You may recall when we talked in Paris or in London, I can't remember which, I told you of our inability to confirm a
difference in the binding of conA to normal and transformed cells. We never like Sachs' experiments with the nickel labeled
conA' because we were worried about whether he was measuring nickel binding rather than conA binding to cells (the radioactive
nickel was not covalently bound to the conA and, in fact, is readily dissociable by dialysis). His data could easily have
been explained if transformed cells were a more efficient ion exchanger than normal cells. We used 125 I-labeled conA prepared
enzymatically and could detect no difference in binding even though the labeled conA preparation caused agglutination of transformed
cells but not of normal cells. I told this to Joe Sambrook in Paris, but he had repeated Sachs' experiment with nickel
labeled conA and obtained results similar to those of Sachs. Subsequently, he also prepared 125I-labeled conA and wheat germ
agglutinin and obtained the same results as we have. At first I was somewhat reluctant to believe Donna Arndt's data because
it was at variance with our expectations; nevertheless, she has tried in a variety of ways to find a difference but without
success; and Joe's confirmation of her findings makes me convinced that we're not wrong and that there has to be another
explanation for the differential agglutinability.
It's not a technical problem, we're not using either glass filters or Millipore filters. Our first set of experiments
were done with cell suspensions made with EDTA which were mixed with labeled conA, incubated under various conditions, centrifuged,
washed several times, and then the cells were dissolved and counted. Burger raised the objection that perhaps our EDTA treatment
was liberating some protease perhaps from 1% of the cells and this obliterated the difference. We accepted his suggestion
for doing the experiment in the following way: monolayers are washed and then exposed to varying concentrations of labeled
conA directly on the plate.
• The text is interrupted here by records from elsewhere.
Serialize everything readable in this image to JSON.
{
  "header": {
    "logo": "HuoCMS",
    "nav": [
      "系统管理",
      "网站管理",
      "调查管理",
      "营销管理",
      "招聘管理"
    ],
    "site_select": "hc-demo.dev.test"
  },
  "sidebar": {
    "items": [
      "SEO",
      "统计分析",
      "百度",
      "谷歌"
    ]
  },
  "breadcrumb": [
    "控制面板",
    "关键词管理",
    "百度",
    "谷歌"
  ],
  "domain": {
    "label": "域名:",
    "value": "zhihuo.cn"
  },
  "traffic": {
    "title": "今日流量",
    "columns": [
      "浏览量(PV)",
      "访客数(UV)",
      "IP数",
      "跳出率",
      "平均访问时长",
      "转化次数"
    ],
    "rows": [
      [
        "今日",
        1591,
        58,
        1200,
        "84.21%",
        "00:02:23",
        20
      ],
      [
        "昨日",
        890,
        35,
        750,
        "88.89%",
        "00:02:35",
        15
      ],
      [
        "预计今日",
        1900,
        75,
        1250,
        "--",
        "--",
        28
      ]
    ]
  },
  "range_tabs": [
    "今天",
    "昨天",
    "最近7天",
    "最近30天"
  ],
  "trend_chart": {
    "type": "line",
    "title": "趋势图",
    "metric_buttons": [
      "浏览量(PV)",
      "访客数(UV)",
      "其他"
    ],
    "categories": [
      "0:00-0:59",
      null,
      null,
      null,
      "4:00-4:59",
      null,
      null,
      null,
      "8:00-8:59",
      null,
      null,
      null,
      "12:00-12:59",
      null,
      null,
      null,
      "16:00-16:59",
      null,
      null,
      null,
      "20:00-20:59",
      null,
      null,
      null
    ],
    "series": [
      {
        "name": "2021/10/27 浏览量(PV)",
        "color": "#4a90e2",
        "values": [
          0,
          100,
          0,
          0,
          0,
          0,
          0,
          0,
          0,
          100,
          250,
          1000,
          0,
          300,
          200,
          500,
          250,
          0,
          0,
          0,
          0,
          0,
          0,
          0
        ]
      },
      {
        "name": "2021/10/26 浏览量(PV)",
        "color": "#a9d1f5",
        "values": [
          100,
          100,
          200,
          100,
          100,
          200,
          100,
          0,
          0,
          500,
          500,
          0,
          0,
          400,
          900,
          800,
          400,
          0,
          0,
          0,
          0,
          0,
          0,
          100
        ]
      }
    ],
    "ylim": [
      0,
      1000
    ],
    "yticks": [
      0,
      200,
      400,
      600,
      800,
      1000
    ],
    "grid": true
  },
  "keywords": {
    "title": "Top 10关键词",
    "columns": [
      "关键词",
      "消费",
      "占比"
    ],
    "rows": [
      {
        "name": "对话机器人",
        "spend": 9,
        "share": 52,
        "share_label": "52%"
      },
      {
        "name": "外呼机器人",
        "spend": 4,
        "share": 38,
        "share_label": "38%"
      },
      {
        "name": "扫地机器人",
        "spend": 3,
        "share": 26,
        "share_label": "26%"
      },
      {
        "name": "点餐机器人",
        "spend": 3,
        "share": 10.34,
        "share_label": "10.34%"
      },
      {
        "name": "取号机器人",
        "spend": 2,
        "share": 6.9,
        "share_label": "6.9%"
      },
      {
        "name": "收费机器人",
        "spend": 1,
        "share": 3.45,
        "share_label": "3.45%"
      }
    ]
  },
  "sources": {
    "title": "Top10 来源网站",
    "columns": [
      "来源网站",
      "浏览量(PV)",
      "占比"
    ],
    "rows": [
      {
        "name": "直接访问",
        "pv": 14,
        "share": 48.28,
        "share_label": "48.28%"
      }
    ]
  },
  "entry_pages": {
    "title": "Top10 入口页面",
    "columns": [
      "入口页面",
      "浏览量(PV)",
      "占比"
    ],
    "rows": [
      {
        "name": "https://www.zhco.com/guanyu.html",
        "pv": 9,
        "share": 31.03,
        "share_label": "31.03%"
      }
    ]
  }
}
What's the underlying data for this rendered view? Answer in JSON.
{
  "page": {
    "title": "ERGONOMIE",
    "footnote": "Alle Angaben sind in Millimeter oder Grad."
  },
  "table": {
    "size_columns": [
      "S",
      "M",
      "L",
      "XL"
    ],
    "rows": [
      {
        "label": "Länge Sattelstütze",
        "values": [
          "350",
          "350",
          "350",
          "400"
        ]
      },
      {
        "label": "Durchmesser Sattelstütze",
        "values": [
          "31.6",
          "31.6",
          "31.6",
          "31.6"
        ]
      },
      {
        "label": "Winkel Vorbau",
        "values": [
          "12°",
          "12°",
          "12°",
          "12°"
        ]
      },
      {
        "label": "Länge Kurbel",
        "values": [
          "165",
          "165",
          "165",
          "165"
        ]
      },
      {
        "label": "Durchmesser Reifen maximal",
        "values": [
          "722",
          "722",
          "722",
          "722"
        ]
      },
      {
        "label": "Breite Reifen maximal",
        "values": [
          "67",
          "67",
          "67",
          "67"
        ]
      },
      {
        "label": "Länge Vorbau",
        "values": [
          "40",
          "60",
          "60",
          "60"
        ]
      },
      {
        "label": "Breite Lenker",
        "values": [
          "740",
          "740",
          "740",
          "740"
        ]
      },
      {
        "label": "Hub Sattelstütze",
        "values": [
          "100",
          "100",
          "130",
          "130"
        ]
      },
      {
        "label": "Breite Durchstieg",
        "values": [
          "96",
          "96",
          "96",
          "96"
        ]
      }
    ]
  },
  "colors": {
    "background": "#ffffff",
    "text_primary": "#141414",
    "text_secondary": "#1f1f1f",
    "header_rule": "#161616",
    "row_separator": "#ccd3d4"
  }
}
After an appropriate time the layer is washed several times and then dissolved in dilute alkali
and aliquots of the alkaline solution are counted and the protein content determined. Again, there is no appreciable difference
based on protein content or cell number in conA binding.
Joe wrote me recently saying that some people in your lab have found a similar result and I assume that's what you refer
to in your letter.
I can imagine several ways to reconcile our results with the differential agglutinability. It seems to me one could imagine
that there are steric barriers in normal cells which prevent agglutination even though conA is bound; perhaps a divalent conA
molecule cannot cross link normal cells but can do so with transformed or trypsinized cells. Conceivably, the cell surface
of transformed cells undergoes an allosteric change following conA binding and this allosteric change makes the cells "sticky".
If normal cells don't undergo the allosteric change on conA binding, they might not become "sticky". A third possibility
is that the charge on the surface of normal cells prevents the agglutination even though conA is bound. If the charge on transformed
cells is altered (and there is evidence that this is so), there might be no charge repulsion to prevent agglutination. I am
sure there are other possible explanations, but at the moment I am inclined to believe that there is no such thing as cryptic
conA binding sites in normal cells.
All the best,
PS.: If we can make it to the Cancer Gordon Conference, we'll look forward to seeing you.